Recent years have seen an outpouring of scholarship concerning misogyny and gender-based violence (GBV) in schooling and its impacts. Less attention has been given to how these relations play out in universities.
But just like young people attending school, tertiary students enter university with pre-established ideas about gender. Fuelled by manosphere influence, misogynistic gender beliefs are escalating, and they are also highly emotionally charged. These emotional dimensions of gender are no accident. Rather, opposition to gender equality, anti-racism and queer rights – collectively, ‘anti-genderism’ – is currently providing a vehicle for far-right populism whereby anti-gender campaigns stir-up powerful emotions, which right-wing movements marshal for support.
Such ideas are spread by manosphere sites which promulgate beliefs that feminism is a conspiracy, immigrants and LGBTQIA+ people are threats, men are victims, and masculine life is war. When students enter university swayed by these beliefs, they may be usefully challenged through productive dialogue. They may also react aggressively to female academics or to knowledge they perceive to be threatening.
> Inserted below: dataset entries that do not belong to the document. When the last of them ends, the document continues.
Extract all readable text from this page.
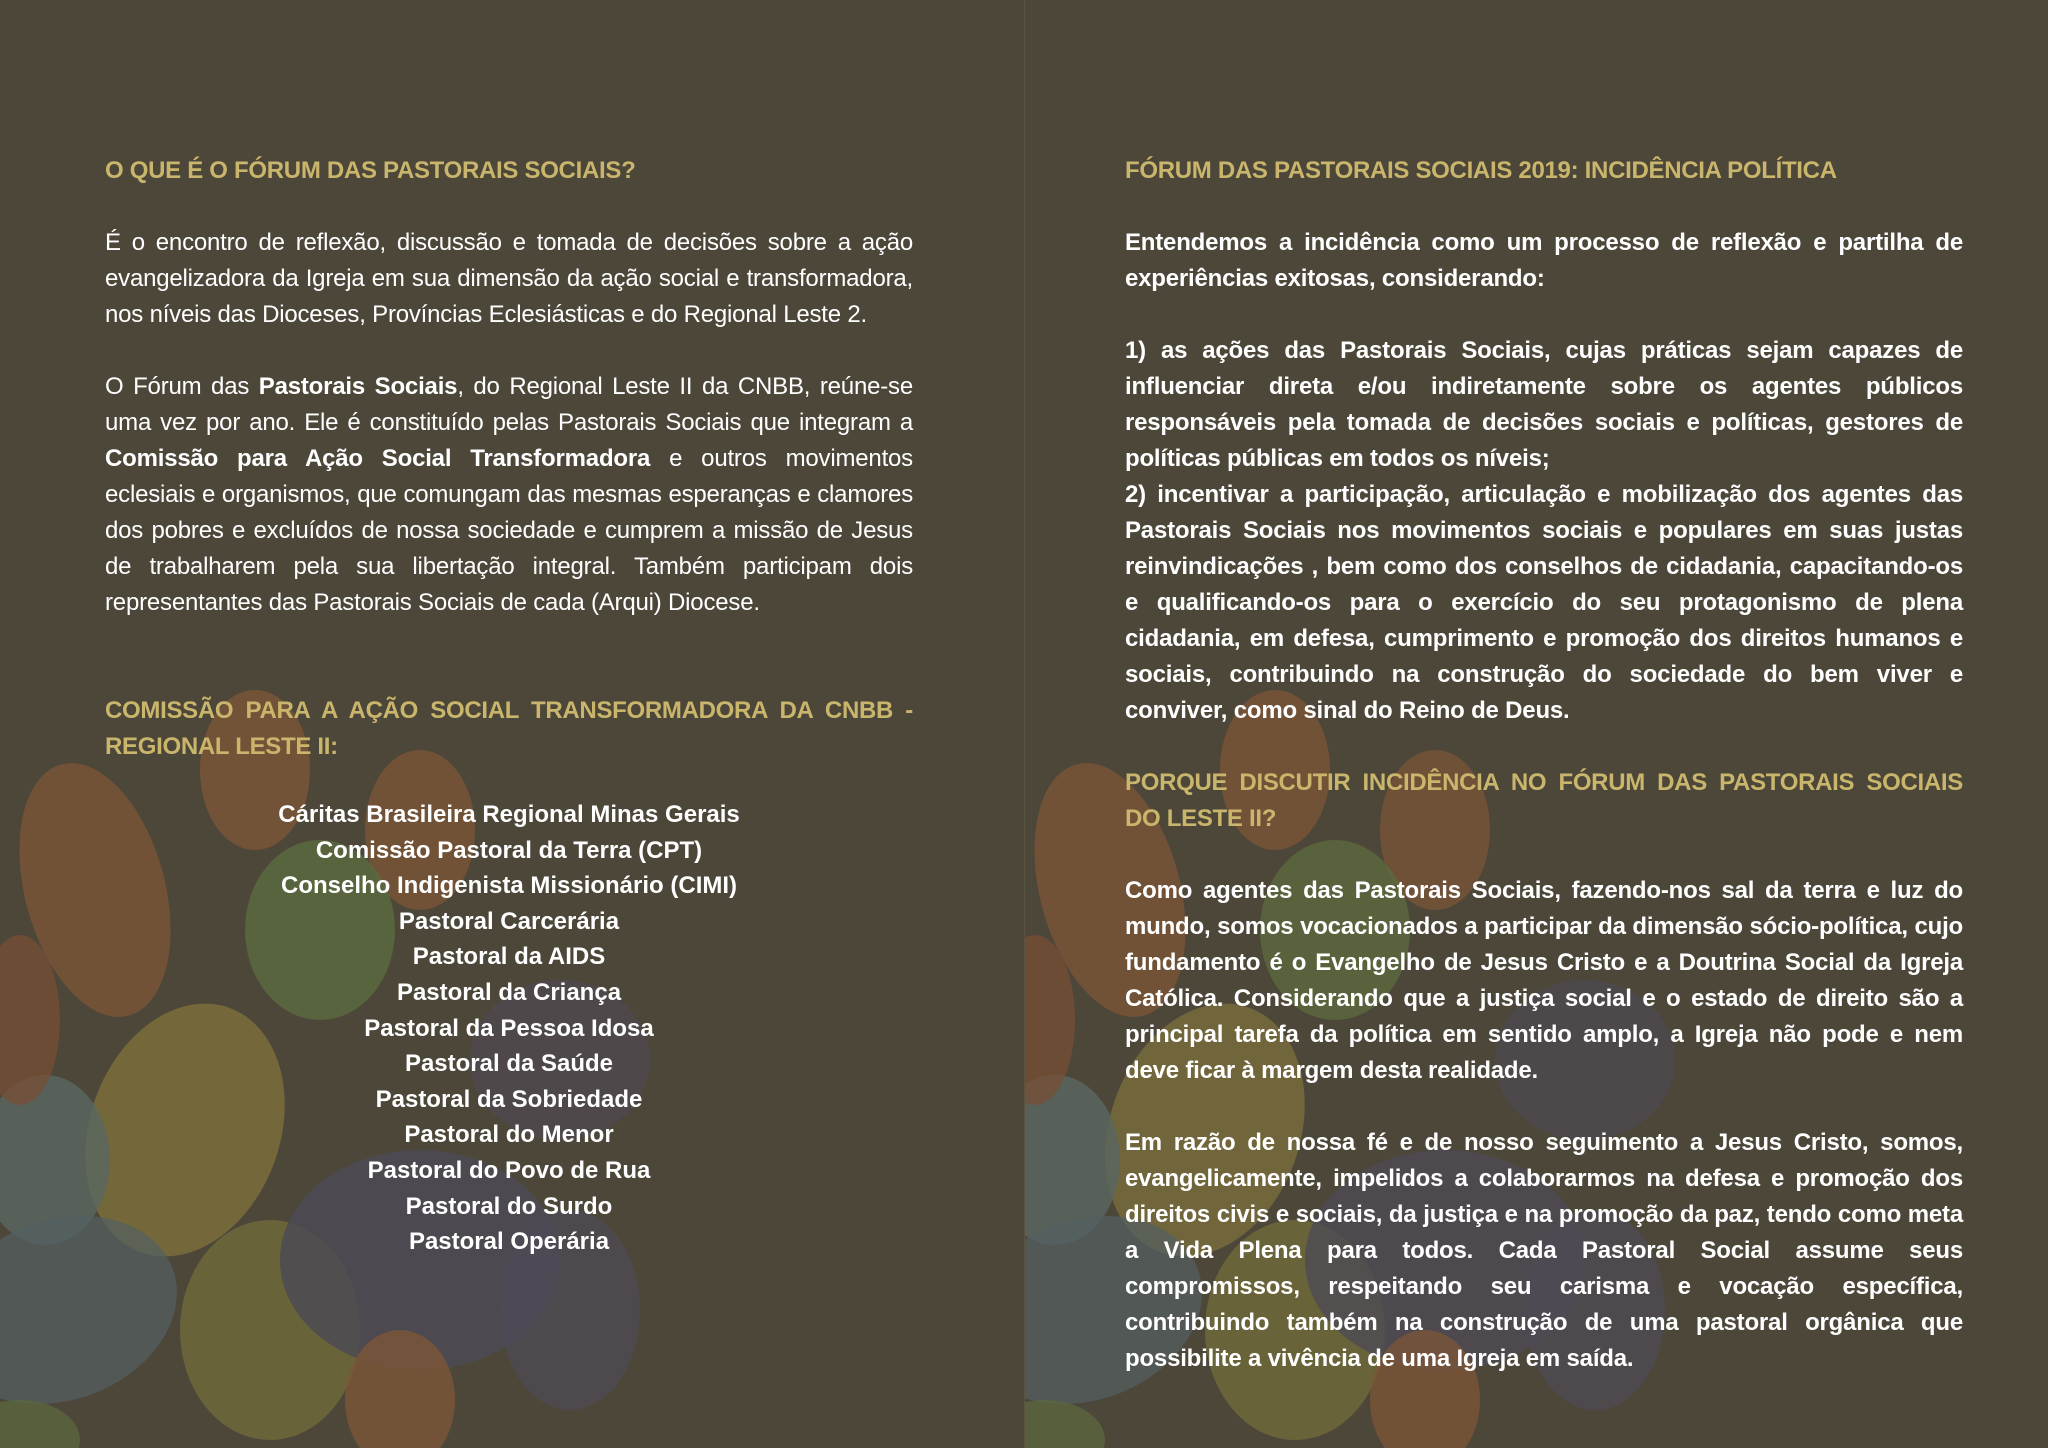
O QUE É O FÓRUM DAS PASTORAIS SOCIAIS?

É o encontro de reflexão, discussão e tomada de decisões sobre a ação evangelizadora da Igreja em sua dimensão da ação social e transformadora, nos níveis das Dioceses, Províncias Eclesiásticas e do Regional Leste 2.

O Fórum das Pastorais Sociais, do Regional Leste II da CNBB, reúne-se uma vez por ano. Ele é constituído pelas Pastorais Sociais que integram a Comissão para Ação Social Transformadora e outros movimentos eclesiais e organismos, que comungam das mesmas esperanças e clamores dos pobres e excluídos de nossa sociedade e cumprem a missão de Jesus de trabalharem pela sua libertação integral. Também participam dois representantes das Pastorais Sociais de cada (Arqui) Diocese.

COMISSÃO PARA A AÇÃO SOCIAL TRANSFORMADORA DA CNBB - REGIONAL LESTE II:
Cáritas Brasileira Regional Minas Gerais
Comissão Pastoral da Terra (CPT)
Conselho Indigenista Missionário (CIMI)
Pastoral Carcerária
Pastoral da AIDS
Pastoral da Criança
Pastoral da Pessoa Idosa
Pastoral da Saúde
Pastoral da Sobriedade
Pastoral do Menor
Pastoral do Povo de Rua
Pastoral do Surdo
Pastoral Operária
FÓRUM DAS PASTORAIS SOCIAIS 2019: INCIDÊNCIA POLÍTICA

Entendemos a incidência como um processo de reflexão e partilha de experiências exitosas, considerando:

1) as ações das Pastorais Sociais, cujas práticas sejam capazes de influenciar direta e/ou indiretamente sobre os agentes públicos responsáveis pela tomada de decisões sociais e políticas, gestores de políticas públicas em todos os níveis;

2) incentivar a participação, articulação e mobilização dos agentes das Pastorais Sociais nos movimentos sociais e populares em suas justas reinvindicações , bem como dos conselhos de cidadania, capacitando-os e qualificando-os para o exercício do seu protagonismo de plena cidadania, em defesa, cumprimento e promoção dos direitos humanos e sociais, contribuindo na construção do sociedade do bem viver e conviver, como sinal do Reino de Deus.

PORQUE DISCUTIR INCIDÊNCIA NO FÓRUM DAS PASTORAIS SOCIAIS DO LESTE II?

Como agentes das Pastorais Sociais, fazendo-nos sal da terra e luz do mundo, somos vocacionados a participar da dimensão sócio-política, cujo fundamento é o Evangelho de Jesus Cristo e a Doutrina Social da Igreja Católica. Considerando que a justiça social e o estado de direito são a principal tarefa da política em sentido amplo, a Igreja não pode e nem deve ficar à margem desta realidade.

Em razão de nossa fé e de nosso seguimento a Jesus Cristo, somos, evangelicamente, impelidos a colaborarmos na defesa e promoção dos direitos civis e sociais, da justiça e na promoção da paz, tendo como meta a Vida Plena para todos. Cada Pastoral Social assume seus compromissos, respeitando seu carisma e vocação específica, contribuindo também na construção de uma pastoral orgânica que possibilite a vivência de uma Igreja em saída.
This is precisely what we are hearing.
Academic women’s experiences
We research gender-related issues in education. Since September 2024, we have gathered stories from Australian academics via surveys and interviews asking if they have witnessed or experienced a rise in anti-social language or behaviours, or resistance to diversity-related curriculum.
Our respondents are predominantly women located across disciplines, but most are in Education. They say that teaching social justice is growing harder and report feeling isolated in their efforts, unsupported by their institutions, ‘toning down’ curriculum to avoid student backlash, and absorbing the moral injury that comes with knowing that silence around injustice feeds bigger issues.
They also say that backlash to diversity-related content is overwhelmingly stemming from white men:
Of the cohorts exhibiting increased levels of misogyny, homophobia, and ableism … it’s white men. (Academic in Education)
It’s the Australian-born white men that are entitled and believe that I exist for their use. There’s no respect, they arrive late … put their feet on the desk. (Business)
Academics note that teaching about gender is particularly fraught:
It’s not safe. We’re more divided politically than ever and… the institution does not have my back. (Education)
According to our research, anti-gender backlash includes verbal and physical intimidation of female academics by male students within the context of classrooms as well as the weaponisation of student evaluations.
One respondent explained, when young men in her classes are presented with pro-feminist or diversity-related content, they collectively use the student evaluations to, “write about their tutor being dangerous and political … and how she should be removed from the university.”
Others say:
I have stopped challenging students for fear of the feedback as I am on probation. (Education)
Anonymous students complain that I’m ‘biased’ or have an agenda, and rate me quite low. My male colleagues who also talk about gender do not get these reactions. (Education)
Comments about student backlash are also consistent with manosphere messaging:
Last week a student expressed their opinion that it was ok to persecute lesbian and gay people because they do not have children and contribute nothing to society, just like childless, single straight women. (Politics)
I had a student suggest that Hitler was misunderstood… [This was] during a class on ‘teaching for diversity’. (Education)
Women who try to report incidents to their institutions invariably say:
Nothing is ever done. Complaints get swept under the rug. (Human Resource Management)
Universities as enablers of GBV
Like schooling in Australia which structurally enables GBV, so too does the higher education sector. Enabling conditions in universities include an inequitable flow of capital and prestige to research (coded masculine) over teaching (coded feminine) and to disciplinary areas dominated by cisgender white men, the naturalisation through institutional gaslighting of everyday sexisms in the academy, unfair promotion mechanisms that devalue knowledge coded feminine, and sexist/racist student evaluations of academic teaching that continue to be used as performance metrics and promotion criteria.
Although women constitute most workers in Australian universities, they remain a minority at every level of seniority. Academic women are more likely to be teaching, and to be teaching feminist forms of knowledge. Consequently, academic men either do not teach, do not teach feminist knowledge, or do not experience backlash with the same intensity if they do.
But it is not only individual men who can exercise ignorance in response to these dynamics. The university exercises this capacity when women are gaslit about their classroom experiences, referred to counsellors to ‘boost their confidence’, or their complaints swept under the rug.
Why we should pay attention
A rising culture of misogynistic attitudes and behaviours across Australian schooling and higher education should be of collective concern. The anti-gender mobilisations captured in our research are not merely harming academic women but must be viewed as part of a broader global movement that threatens democracy. By failing to support academic women and censure anti-genderism, the university is implicated in these trends. Universities can and must do better.
This article is based on the forthcoming article, Learning from women: When the manosphere goes to university from the research study, Teaching in an era of digital influence: Impacts on Australian educators. Data for the study currently includes 220 surveys and 24 in-depth interviews. Human Research Ethics were obtained from The University of Adelaide approval #2024-017.